そしてその次の段落から9節の最後までに、ではその「終わりなき等価性」から抜け出すにはどうしたらよいのかについてナンシーは論じているようです。ポイントは段落冒頭の次の箇所でしょう。

 

「逆に決定的なのは、現在において思考すること、そして現在を思考することではなかろうか。〔...〕近さの要素としての現在を思考することである。」(p. 64)

 

未来を志向する代わりにナンシーが呈示するのは「現在」において、そして現在を思考するということです。この対比はきわめて明快ですが、しかしこの第一章の最後に行き着いた「現在を思考する」こととはいったい何を意味しているのかを理解するのは容易ではありませんでした。

色々な意見がでました。未来や過去、あるいはこの世界のものではないようなものについて考えてないで現在の事柄だけを考えろと言っているのではないか、とか、たとえば福島原発事故について考えたとき、経済成長や復興よりも先に、今の問題と向き合うべきだといったようなことをナンシーは述べているのではないか、といった意見がありました。極端な言い方をすればナンシーはたんに「いまを生きろ」、カルペ・ディエムと言っているにすぎないようにもとれます。とはいえ正直なところ、ここまで議論を積み重ねてきてこの一言で済ませてしまうのにはさすがに抵抗があります(汗)たとえナンシーの言っているのがほんとうに「いまを生きろ」ということであったとしても、またはそうでなかったとしても、もう少し内容を引き出せるのではないでしょうか。そのさい特に、ある参加者の方が指摘して下さったように次の箇所が重要な示唆を含んでいると思われます。

 

「目的はつねに遠ざかるが〔...〕現在は自らの目的を自らのうちに有すると言わねばなるまい。――それは結局のところ技術と同様なのだが、ただし、そこには「最終的(finales)という表象は付け加わらない。」(p. 64)[太字強調引用者]

 

おそらく10節を読むことによって、9節のこの箇所でナンシーの言っている内容をより詳しく理解することができるでしょう。今日読んだ限り<現在について考えろ>としか言っていないように思える9節の内容を今回よりもより深く読み解くという観点で、次回は10節の冒頭からまたじっくり読んでいきたいと思います。

 

「現在について思考する」ことについて思考するのに煮詰まったあと、読書会はすこしだけ座談会っぽくなりました。どういう脈絡かは忘れてしまいましたが、『フクシマの後で』というタイトルはいわゆる“当事者”にはつけられないだろうとか、電力会社と原発周辺地域の住民との関係は、簡単に加害者/被害者という二項対立では割り切れないといったことについて話が膨らみました。何人かの方々は、フクシマが「終わった」かのように思わせるタイトルに不満を覚えていらっしゃいました。

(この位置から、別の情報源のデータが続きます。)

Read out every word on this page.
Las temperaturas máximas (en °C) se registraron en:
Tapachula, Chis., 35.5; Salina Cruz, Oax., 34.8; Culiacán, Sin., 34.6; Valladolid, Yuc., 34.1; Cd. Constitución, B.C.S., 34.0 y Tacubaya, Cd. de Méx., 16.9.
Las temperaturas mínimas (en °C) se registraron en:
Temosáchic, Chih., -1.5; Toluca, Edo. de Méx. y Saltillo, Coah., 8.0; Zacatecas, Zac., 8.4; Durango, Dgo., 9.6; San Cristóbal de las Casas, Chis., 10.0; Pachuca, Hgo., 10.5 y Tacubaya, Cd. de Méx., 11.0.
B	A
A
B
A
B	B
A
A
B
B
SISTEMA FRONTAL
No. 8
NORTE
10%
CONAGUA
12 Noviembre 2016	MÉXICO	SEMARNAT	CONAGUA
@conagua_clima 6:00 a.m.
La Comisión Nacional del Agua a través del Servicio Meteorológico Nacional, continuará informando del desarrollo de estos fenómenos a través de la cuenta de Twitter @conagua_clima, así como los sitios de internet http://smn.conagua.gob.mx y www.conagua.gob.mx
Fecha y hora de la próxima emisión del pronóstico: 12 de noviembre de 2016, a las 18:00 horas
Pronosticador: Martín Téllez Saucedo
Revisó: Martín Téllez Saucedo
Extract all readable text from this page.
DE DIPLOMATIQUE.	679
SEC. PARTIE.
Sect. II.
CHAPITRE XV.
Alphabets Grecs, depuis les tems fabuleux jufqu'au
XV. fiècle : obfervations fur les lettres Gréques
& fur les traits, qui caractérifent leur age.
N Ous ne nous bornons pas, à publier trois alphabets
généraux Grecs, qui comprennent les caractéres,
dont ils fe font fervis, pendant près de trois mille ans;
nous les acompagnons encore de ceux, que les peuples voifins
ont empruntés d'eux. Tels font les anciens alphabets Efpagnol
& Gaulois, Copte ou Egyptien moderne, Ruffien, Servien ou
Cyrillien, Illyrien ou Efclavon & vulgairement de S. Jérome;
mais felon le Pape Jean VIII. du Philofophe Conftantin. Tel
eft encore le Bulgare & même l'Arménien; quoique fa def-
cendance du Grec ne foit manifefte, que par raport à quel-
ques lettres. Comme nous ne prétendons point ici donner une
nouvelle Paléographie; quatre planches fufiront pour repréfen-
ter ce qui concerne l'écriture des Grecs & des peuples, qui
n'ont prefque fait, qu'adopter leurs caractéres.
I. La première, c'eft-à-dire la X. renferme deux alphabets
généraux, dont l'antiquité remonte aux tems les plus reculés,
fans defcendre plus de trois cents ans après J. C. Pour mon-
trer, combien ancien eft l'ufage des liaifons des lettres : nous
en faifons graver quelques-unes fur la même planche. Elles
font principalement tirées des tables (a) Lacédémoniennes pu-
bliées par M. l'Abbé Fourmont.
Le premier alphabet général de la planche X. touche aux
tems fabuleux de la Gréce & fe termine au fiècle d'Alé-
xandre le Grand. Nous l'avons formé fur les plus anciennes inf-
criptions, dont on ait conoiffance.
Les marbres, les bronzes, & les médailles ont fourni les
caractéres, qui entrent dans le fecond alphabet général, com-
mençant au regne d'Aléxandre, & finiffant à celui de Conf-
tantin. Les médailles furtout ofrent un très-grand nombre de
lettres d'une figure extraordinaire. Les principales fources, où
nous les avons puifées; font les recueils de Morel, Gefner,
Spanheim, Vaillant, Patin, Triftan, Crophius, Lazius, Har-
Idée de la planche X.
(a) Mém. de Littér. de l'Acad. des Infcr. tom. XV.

読書会当日と同じく、いささか強引にまとめさせてもらうとすると、加害者/被害者のような単純な二項対立で割り切れない複雑さもまた、ナンシーのいう「等価性」という現代文明の布置に由来するのであって、やはりわれわれはより全体的に、広い観点でもって思考しなければならないのです。そして今日読んだ箇所によれば、われわれはさらに未来ではなく現在について思考しなければならないのだとすると、おそらくわれわれの思考はかなりの複雑さに耐えなければならないことになるでしょう。『フクシマの後で』を読むことは、そのための手助け、練習になることは間違いありません。ですからまたこれからもがんばって読んでいきましょうということで、次回新しく読んでいくのは第10節の冒頭からです。